Witaj, nieznajomy!

Wygląda na to, że jesteś tutaj nowy. Jeśli chcesz wziąć udział, należy kliknąć jeden z tych przycisków!

historia - (niektóre) bajki Sienkiewicza

edytowano kwietnia 2014 w Polityka
w dyskusji pod recenzją Janka Bodakowskiego z książki Artura Śliwińskiego „Powstanie kościuszkowskie”

http://prawica.net/37957

znajdujemy, m. in., takie wpisy p. Jana Przybylskiego:

"Albo jak to przeciętny Polak uważa Janusza Radziwiłła za zdrajcę.

Prawda jest taka, że Radziwiłł miał 6000 wojska a szło na niego 60.000 Moskali i Kozaków, którzy spalili Wilno i Grodno, w samym Wilnie mordując 20.000 ludzi. Hetman BŁAGAŁ Jana Kazimierza o posiłki, ale król, który nienawidził Radziwiłła, nie posłał mu ani jednego żołnierza. Radziwiłł bił wroga we wszystkich bitwach ale w każdej z nich TRACIŁ LUDZi, więc tę ostatnią po prostu MUSIAŁ przegrać wobec miażdżącej przewagi wroga. Gdyby nie poddał się Szwedom, Moskale bez trudu doszliby do WARSZAWY. To, co zrobił, było posunięciem genialnym. Moskale bali się Szwedów jak diabeł wody święconej i marsz zatrzymali. Można powiedzieć, że Janusz Radziwiłł uratował Rzeczpospolitą.
Ale okrzyknięto go zdrajcą. Cóż, był wyznawcą nauki Kalwina, więc świetnie nadawał się na zdrajcę katolickiego kraju. O Opalińskim mówi się znacznie mniej, choć to on pierwszy poddał pod Ujściem pospolite ruszenie. No, ale Opaliński był gorliwym katolikiem a do tego układał kantyczki maryjne, więc mu odpuszczono, podobnie jak hetmanowi Potockiemu czy np. Janowi Sobieskiemu (wówczas porucznikowi husarskiemu) , który też złożył przysięgę Karolowi Gustawowi. Takich "kwiatków" mam tyle, że na rok pisania by wystarczyło.

A czy Polacy wiedzą, że podolska szlachta chlebem i solą witała wojska Branickiego i Kreczetnikowa bijące konfederatów barskich ? Albo że biskup kamieniecki, Adam Krasiński (jeden z przywódców Konfederacji !) w listach pasterskich groził konfederatom klątwami za prześladowanie ( i rabowanie) prawosławnych i żydów ?

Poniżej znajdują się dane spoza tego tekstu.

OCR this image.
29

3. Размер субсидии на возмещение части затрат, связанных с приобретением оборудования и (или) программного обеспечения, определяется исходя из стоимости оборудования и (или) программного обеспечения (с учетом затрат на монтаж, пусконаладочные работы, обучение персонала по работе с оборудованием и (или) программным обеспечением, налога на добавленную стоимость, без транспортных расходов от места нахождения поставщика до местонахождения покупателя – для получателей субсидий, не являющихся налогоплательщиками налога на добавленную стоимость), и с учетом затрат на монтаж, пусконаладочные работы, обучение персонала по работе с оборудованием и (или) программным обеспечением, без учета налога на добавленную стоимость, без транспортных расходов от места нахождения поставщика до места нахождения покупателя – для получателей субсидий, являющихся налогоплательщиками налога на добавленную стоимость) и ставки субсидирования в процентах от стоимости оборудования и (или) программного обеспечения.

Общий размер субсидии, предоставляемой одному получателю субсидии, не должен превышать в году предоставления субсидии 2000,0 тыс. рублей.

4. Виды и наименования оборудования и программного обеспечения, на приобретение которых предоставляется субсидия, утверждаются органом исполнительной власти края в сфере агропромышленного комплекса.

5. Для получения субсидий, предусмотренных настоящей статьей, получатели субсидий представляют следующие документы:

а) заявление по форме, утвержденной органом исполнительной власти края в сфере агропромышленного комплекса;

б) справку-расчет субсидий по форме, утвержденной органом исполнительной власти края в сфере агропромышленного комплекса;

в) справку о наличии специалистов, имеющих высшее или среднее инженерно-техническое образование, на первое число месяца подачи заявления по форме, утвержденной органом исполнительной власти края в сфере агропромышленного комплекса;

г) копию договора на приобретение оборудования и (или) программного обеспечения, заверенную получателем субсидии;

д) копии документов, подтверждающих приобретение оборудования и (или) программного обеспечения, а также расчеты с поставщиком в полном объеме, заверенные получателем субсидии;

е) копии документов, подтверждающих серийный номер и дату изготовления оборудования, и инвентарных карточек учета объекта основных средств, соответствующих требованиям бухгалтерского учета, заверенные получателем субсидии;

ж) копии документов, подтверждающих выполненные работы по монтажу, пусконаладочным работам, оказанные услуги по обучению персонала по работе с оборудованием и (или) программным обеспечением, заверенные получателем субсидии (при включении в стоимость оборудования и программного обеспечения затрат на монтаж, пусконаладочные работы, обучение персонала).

XIX wieczny historyk konserwatywny Józef Szujski napisał slynny esej o tym, jak to fałszywa historia jest mistrzynią fałszywej polityki. Dopóki nasz naród żyć będzie mitami i nie zacznie wyciągać TRZEŹWYCH wniosków z historii (PRAWDZIWEJ !) - daleko nie zajdziemy."

"Jeśli chodzi o Częstochowę - ks. Kordecki zmyślał ile wlezie. Tak naprawdę klasztor dysponował LEPSZĄ artylerią niż Szwedzi i CIĘŻSZYMI DZIAŁAMI ! Skoro w klasztorze były działa 6 funtowe a kolubryny w zasadzie miały wagomiar 24-26 funtów to wszystko jasne. "Nowa gigantomachia" to doprawdy dokument ! Szwedzi dysponowali lekkimi działami polowymi i po prostu łudzili się, że uda się im nastraszyć zakonników. A już naprawdę mało kto w Polsce wie, że właśnie o.Kordecki jako jeden z pierwszych podpisał "lojalkę" uznając Karola Gustawa wzamian za nietykalność klasztoru a bronić się zaczął wtedy, gdy Szwedzi złamali umowę....A że nikt nie zginął ? Najłatwiej zakrzyknąć: CUD !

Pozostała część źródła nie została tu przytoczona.